M. Scott Carter reports on politics, legislation and other issues from the State Capitol.
A proposal to create bond-financed trusts for Oklahoma’s common and higher education systems will likely face a difficult path in the legislature, said veteran legislators on both sides of the aisle.
On Nov. 2, state Sen. Brian Crain called on the legislature to create two $2.5 billion, 30-year bond issues to “to secure permanent additional education funding.”
“While the investment will take about 30 years to pay off, the trusts that are created will be eternal,” said Crain, R-Tulsa. “They will last as long as the state of Oklahoma.”
However, Rep. Dennis Casey, a Republican from Morrison and vice chairman of the House Common Education Committee, suggested the idea might be misguided.
“I’m not sure how that would be received,” said. “I applaud him for doing that and I’m glad he wants to start a conversation about education funding, but there is a lot to consider.”
Casey said he was concerned that a trust fund could be used as an excuse by the legislature to reduce funding from the general revenue that would have normally gone to education.
“We saw that happen with House Bill 1017 and we saw it happen with the lottery,” he said.
Crain countered that the bond issue legislation would include a clause requiring the Legislature to maintain existing education funding and not consider the trust money to replace standard appropriations.
Other provisions include:
• Bond funds earmarked for higher education could be used to recruit and retain faculty, provide tuition assistance to students in those disciplines who agree to remain in Oklahoma for at least five years after graduation. The funds would also be used to help research foundations that work with the University of Oklahoma and Oklahoma State University.
• Forty percent of the funds would go to OU, 40 percent to OSU and the additional 20 percent would be earmarked for regional colleges and universities.
• The funds set aside for common education would be used to increase teacher salaries in science, technology, engineering and mathematics.
Crain’s proposal would also establish ruling boards for both trusts. The common education trust would have a board of directors appointed by the Oklahoma School Land Commission and legislative leaders. The higher education trust would be controlled by a board chaired by the state treasurer or a designee and appointees named by the governor, state auditor and the legislature.

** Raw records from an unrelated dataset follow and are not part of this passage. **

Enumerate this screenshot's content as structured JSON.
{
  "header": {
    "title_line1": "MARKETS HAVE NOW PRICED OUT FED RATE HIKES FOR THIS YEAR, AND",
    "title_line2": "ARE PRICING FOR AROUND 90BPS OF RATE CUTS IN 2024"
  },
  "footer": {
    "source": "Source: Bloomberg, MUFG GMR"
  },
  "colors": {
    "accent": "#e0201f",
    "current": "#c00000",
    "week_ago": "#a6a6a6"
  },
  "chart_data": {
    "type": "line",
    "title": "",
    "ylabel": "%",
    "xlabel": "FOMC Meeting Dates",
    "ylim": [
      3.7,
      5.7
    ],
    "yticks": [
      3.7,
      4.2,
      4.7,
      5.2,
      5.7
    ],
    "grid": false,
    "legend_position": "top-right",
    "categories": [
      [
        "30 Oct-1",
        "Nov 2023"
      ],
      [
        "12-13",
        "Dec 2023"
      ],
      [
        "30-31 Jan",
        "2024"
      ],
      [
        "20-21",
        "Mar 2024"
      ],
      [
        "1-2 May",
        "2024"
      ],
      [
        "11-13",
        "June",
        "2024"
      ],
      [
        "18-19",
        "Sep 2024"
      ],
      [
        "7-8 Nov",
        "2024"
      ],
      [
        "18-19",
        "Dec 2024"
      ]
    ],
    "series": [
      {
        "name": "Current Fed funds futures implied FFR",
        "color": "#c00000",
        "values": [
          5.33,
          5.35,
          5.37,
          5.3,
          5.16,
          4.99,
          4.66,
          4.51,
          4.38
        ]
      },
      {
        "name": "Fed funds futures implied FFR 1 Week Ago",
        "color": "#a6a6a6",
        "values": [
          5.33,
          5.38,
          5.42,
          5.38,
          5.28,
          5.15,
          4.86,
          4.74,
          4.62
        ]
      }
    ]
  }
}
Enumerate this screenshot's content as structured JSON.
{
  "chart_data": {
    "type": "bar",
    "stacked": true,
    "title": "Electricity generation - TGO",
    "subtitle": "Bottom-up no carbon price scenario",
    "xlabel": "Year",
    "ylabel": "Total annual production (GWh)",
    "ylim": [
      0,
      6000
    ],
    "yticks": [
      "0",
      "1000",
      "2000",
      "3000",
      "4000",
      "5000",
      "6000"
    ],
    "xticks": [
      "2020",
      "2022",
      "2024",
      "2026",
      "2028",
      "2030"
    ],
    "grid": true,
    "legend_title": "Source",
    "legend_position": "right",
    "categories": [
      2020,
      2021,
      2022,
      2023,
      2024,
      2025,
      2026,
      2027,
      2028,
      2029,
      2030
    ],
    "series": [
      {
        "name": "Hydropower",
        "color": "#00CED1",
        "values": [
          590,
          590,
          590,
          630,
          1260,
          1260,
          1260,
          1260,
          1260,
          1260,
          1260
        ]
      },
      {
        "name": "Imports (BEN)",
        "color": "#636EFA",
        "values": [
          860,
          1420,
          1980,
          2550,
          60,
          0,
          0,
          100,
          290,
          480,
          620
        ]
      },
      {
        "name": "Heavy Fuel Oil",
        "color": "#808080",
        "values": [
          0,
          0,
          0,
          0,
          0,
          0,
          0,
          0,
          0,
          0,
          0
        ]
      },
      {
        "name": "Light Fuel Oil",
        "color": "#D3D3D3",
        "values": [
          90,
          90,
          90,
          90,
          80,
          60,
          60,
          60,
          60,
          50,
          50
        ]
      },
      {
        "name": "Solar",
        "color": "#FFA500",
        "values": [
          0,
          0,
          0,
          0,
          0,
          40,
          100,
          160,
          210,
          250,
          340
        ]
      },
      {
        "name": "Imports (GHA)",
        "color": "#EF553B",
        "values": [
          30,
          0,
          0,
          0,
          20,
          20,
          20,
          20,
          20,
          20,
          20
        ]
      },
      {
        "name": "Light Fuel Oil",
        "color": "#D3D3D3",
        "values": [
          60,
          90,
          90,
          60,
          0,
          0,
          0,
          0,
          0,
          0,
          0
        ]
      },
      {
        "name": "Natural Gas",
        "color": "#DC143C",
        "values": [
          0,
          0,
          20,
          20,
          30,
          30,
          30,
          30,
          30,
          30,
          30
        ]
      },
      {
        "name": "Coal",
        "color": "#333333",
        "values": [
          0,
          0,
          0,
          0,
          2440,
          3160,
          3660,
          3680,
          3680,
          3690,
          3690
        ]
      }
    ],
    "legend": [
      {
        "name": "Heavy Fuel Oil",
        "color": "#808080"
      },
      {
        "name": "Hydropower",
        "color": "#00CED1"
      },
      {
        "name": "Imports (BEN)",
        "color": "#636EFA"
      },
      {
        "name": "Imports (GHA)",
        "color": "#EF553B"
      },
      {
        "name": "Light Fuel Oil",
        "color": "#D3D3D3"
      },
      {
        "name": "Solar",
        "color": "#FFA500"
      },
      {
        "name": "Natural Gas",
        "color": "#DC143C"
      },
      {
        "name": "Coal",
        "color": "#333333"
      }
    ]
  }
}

“This gives the people of Oklahoma the opportunity to say, ‘This is where we want our money spent,'” Crain said.
House Minority Leader Scott Inman, D-Del City, questioned the timing of Crain’s proposal.
“I’m not surprised by the content or the policy but I am surprised by the timing,” Inman said. “I didn’t expect it at this point.”
Inman said budget and tax cuts were pushing the state into a system that would force funds to be dedicated for particular services.
“I think we’re taking a slow, regressive march to a point where we’re using a specific tax for specific service,” he said. “There is a push to a zero income tax.”
But Crain’s proposal, Inman said, probably wouldn’t survive the session. “There is virtually no chance of that proposal getting out of the House,” he said.
A spokesman for Gov. Mary Fallin said she supports increasing funds for education, “as long as the state has the revenue to responsibly do so.”
“We don’t have budget numbers for next year yet, so it’s too early to talk about how much or if any area of government will receive an increase,” Fallin’s spokesman, Alex Weintz said.
The bond issues would need approval from the full Legislature, and would then be put to a statewide vote.
Records show about half the state’s budget is already spent on its common, Career-Tech and high education systems. This year lawmakers spent $3.6 billion of the state’s $7.1 billion budget on education.
In FY 2013, the state spent $3.4 billion on education. Total state spending for FY 2014 was $6.6 billion.
Debt service on the bonds could cost the state between $144 and $163 million per year, said Jim Joseph, the state’s bond advisor.